Boy berpendapat, narasi mengenai nilai bangsa sebagai kontranarasi dari ajaran terorisme dapat diunggah dan disebarkan ke media sosial. Karena itu, Boy mengapresiasi salah satu program Pemprov Jabar bernama Sekoper Cinta untuk mengedukasi perempuan, di antaranya, untuk mendeteksi terorisme.
Menurut Boy, program itu dapat dikolaborasikan dengan program yang dimiliki BNPT.
BNPT dan Pemprov Jabar dapat memproduksi konten kreatif yang menjunjung nilai kebangsaan.
KOMJEN POL BOY RAFLI AMAR, Kepala BNPT
“Kontra narasi tadi termasuk (konten kreatif yang harus dikolaborasi), program Sekoper Cinta kepada ibu-ibu juga bagus,” kata dia.
Ridwan Kamil mengatakan, Sekoper Cinta dan sekolah ibu-ibu bertujuan agar para perempuan dapat mendeteksi radikalisme. "Supaya enggak kejadian ada tetangga yang merakit bom, tetangga lain tidak hafal dan tidak peduli," katanya.

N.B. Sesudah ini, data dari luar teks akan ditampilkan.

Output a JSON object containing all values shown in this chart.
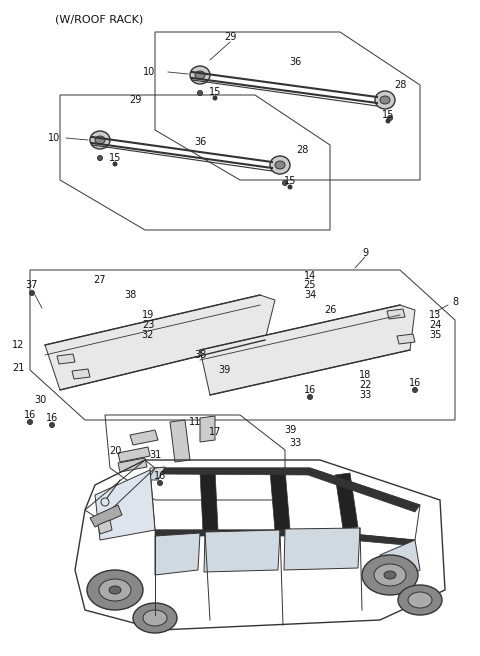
{
  "title": "(W/ROOF RACK)",
  "bg_color": "#ffffff",
  "line_color": "#333333",
  "label_color": "#111111",
  "fig_width": 4.8,
  "fig_height": 6.56,
  "dpi": 100
}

Gubernur yang disapa Emil ini menjelaskan, Pemprov Jabar memiliki beragam program pencegahan terorisme. Selain Sekoper Cinta, Pemprov Jabar memiliki program Kemah Kebangsaan yang menyasar anak muda untuk berkumpul mendiskusikan semangat kepancasilaan.

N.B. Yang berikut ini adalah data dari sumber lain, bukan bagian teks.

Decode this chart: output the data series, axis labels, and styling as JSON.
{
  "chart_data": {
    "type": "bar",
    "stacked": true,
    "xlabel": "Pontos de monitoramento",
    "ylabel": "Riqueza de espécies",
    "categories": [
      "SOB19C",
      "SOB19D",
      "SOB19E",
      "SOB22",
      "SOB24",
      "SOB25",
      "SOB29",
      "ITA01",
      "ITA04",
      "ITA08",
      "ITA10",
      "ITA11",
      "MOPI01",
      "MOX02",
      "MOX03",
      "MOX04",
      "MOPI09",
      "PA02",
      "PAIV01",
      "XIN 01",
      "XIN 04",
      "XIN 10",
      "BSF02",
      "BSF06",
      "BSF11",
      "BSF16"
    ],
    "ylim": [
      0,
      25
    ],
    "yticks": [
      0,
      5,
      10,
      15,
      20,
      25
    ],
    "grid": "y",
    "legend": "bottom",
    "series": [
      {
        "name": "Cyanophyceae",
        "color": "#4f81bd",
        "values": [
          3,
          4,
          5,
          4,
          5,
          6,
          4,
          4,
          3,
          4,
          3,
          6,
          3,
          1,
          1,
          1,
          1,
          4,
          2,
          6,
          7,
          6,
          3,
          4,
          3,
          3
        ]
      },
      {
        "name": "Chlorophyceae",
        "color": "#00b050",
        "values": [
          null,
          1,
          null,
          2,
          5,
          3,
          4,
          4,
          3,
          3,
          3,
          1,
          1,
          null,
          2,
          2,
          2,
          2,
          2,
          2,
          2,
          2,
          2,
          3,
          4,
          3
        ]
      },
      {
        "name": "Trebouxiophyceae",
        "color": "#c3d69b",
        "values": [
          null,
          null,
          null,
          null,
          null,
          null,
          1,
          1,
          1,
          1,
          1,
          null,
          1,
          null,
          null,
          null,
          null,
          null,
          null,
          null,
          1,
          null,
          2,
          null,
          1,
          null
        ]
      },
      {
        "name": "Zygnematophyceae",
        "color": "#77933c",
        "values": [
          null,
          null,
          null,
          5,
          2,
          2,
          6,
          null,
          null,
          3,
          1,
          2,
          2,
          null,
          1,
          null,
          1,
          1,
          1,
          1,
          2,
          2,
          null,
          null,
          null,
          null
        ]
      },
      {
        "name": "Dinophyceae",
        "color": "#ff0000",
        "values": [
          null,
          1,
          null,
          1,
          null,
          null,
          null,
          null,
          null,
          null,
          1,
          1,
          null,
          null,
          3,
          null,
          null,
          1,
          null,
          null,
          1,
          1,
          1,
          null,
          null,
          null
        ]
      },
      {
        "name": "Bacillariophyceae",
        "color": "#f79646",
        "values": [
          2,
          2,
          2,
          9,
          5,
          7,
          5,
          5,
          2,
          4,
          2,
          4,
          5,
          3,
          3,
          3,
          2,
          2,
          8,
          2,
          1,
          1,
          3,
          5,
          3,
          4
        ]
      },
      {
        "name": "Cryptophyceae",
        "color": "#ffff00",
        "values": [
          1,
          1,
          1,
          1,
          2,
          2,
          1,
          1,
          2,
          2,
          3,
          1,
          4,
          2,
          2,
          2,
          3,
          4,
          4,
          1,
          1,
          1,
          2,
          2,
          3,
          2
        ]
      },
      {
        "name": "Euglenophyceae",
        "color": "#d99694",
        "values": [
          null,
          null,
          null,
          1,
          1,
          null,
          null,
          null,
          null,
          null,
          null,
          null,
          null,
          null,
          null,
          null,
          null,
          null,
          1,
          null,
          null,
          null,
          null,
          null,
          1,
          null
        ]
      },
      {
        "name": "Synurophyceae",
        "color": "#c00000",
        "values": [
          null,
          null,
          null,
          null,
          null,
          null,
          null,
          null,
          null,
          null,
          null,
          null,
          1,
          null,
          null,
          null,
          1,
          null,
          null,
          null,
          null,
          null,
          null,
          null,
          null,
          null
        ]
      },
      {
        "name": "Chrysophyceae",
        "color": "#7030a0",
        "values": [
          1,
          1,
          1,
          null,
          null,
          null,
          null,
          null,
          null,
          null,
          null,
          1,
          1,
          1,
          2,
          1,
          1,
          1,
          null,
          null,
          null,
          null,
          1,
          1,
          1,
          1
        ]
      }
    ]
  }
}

Emil menambahkan, kolaborasi program dengan BNPT menjadi krusial karena Jawa Barat dengan penduduk 50 juta orang sering menjadi objek ideologi terorisme. Pemprov Jabar dan BNPT pun sudah sepakat bekerja sama dalam upaya pencegahan aksi terorisme serta program deradikalisasi.

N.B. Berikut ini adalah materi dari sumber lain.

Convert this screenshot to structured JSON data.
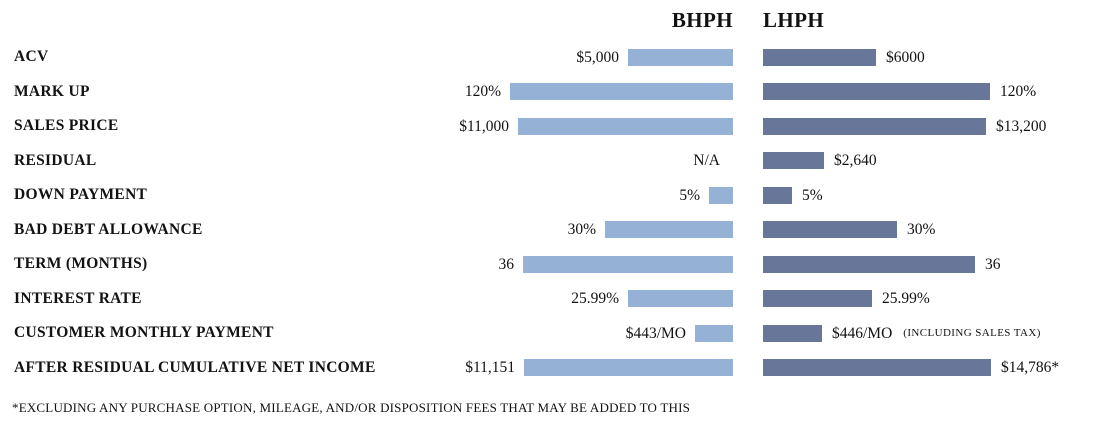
{
  "columns": {
    "bhph": {
      "label": "BHPH"
    },
    "lhph": {
      "label": "LHPH"
    }
  },
  "colors": {
    "bhph_bar": "#95b2d6",
    "lhph_bar": "#68769a",
    "text": "#121212",
    "background": "#ffffff"
  },
  "chart_data": {
    "type": "bar",
    "orientation": "horizontal",
    "title": "",
    "legend_position": "top",
    "grid": false,
    "categories": [
      "ACV",
      "MARK UP",
      "SALES PRICE",
      "RESIDUAL",
      "DOWN PAYMENT",
      "BAD DEBT ALLOWANCE",
      "TERM (MONTHS)",
      "INTEREST RATE",
      "CUSTOMER MONTHLY PAYMENT",
      "AFTER RESIDUAL CUMULATIVE NET INCOME"
    ],
    "series": [
      {
        "name": "BHPH",
        "values": [
          5000,
          120,
          11000,
          null,
          5,
          30,
          36,
          25.99,
          443,
          11151
        ],
        "value_labels": [
          "$5,000",
          "120%",
          "$11,000",
          "N/A",
          "5%",
          "30%",
          "36",
          "25.99%",
          "$443/MO",
          "$11,151"
        ]
      },
      {
        "name": "LHPH",
        "values": [
          6000,
          120,
          13200,
          2640,
          5,
          30,
          36,
          25.99,
          446,
          14786
        ],
        "value_labels": [
          "$6000",
          "120%",
          "$13,200",
          "$2,640",
          "5%",
          "30%",
          "36",
          "25.99%",
          "$446/MO (INCLUDING SALES TAX)",
          "$14,786*"
        ]
      }
    ]
  },
  "rows": [
    {
      "label": "ACV",
      "bhph": {
        "value": "$5,000",
        "bar": 105
      },
      "lhph": {
        "value": "$6000",
        "bar": 113,
        "suffix": ""
      }
    },
    {
      "label": "MARK UP",
      "bhph": {
        "value": "120%",
        "bar": 223
      },
      "lhph": {
        "value": "120%",
        "bar": 227,
        "suffix": ""
      }
    },
    {
      "label": "SALES PRICE",
      "bhph": {
        "value": "$11,000",
        "bar": 215
      },
      "lhph": {
        "value": "$13,200",
        "bar": 223,
        "suffix": ""
      }
    },
    {
      "label": "RESIDUAL",
      "bhph": {
        "value": "N/A",
        "bar": 0
      },
      "lhph": {
        "value": "$2,640",
        "bar": 61,
        "suffix": ""
      }
    },
    {
      "label": "DOWN PAYMENT",
      "bhph": {
        "value": "5%",
        "bar": 24
      },
      "lhph": {
        "value": "5%",
        "bar": 29,
        "suffix": ""
      }
    },
    {
      "label": "BAD DEBT ALLOWANCE",
      "bhph": {
        "value": "30%",
        "bar": 128
      },
      "lhph": {
        "value": "30%",
        "bar": 134,
        "suffix": ""
      }
    },
    {
      "label": "TERM (MONTHS)",
      "bhph": {
        "value": "36",
        "bar": 210
      },
      "lhph": {
        "value": "36",
        "bar": 212,
        "suffix": ""
      }
    },
    {
      "label": "INTEREST RATE",
      "bhph": {
        "value": "25.99%",
        "bar": 105
      },
      "lhph": {
        "value": "25.99%",
        "bar": 109,
        "suffix": ""
      }
    },
    {
      "label": "CUSTOMER MONTHLY PAYMENT",
      "bhph": {
        "value": "$443/MO",
        "bar": 38
      },
      "lhph": {
        "value": "$446/MO",
        "bar": 59,
        "suffix": "(INCLUDING SALES TAX)"
      }
    },
    {
      "label": "AFTER RESIDUAL CUMULATIVE NET INCOME",
      "bhph": {
        "value": "$11,151",
        "bar": 209
      },
      "lhph": {
        "value": "$14,786*",
        "bar": 228,
        "suffix": ""
      }
    }
  ],
  "footnote": "*EXCLUDING ANY PURCHASE OPTION, MILEAGE, AND/OR DISPOSITION FEES THAT MAY BE ADDED TO THIS"
}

Pemprov Jabar juga telah merumuskan draf rencana aksi daerah (RAD) pencegahan dan penanggulangan ekstremisme berbasis kekerasan yang mengarah pada terorisme tahun 2020-2024. Rencana ini sebagai respons terhadap aturan dan perundang-undangan terkait penanggulangan terorisme.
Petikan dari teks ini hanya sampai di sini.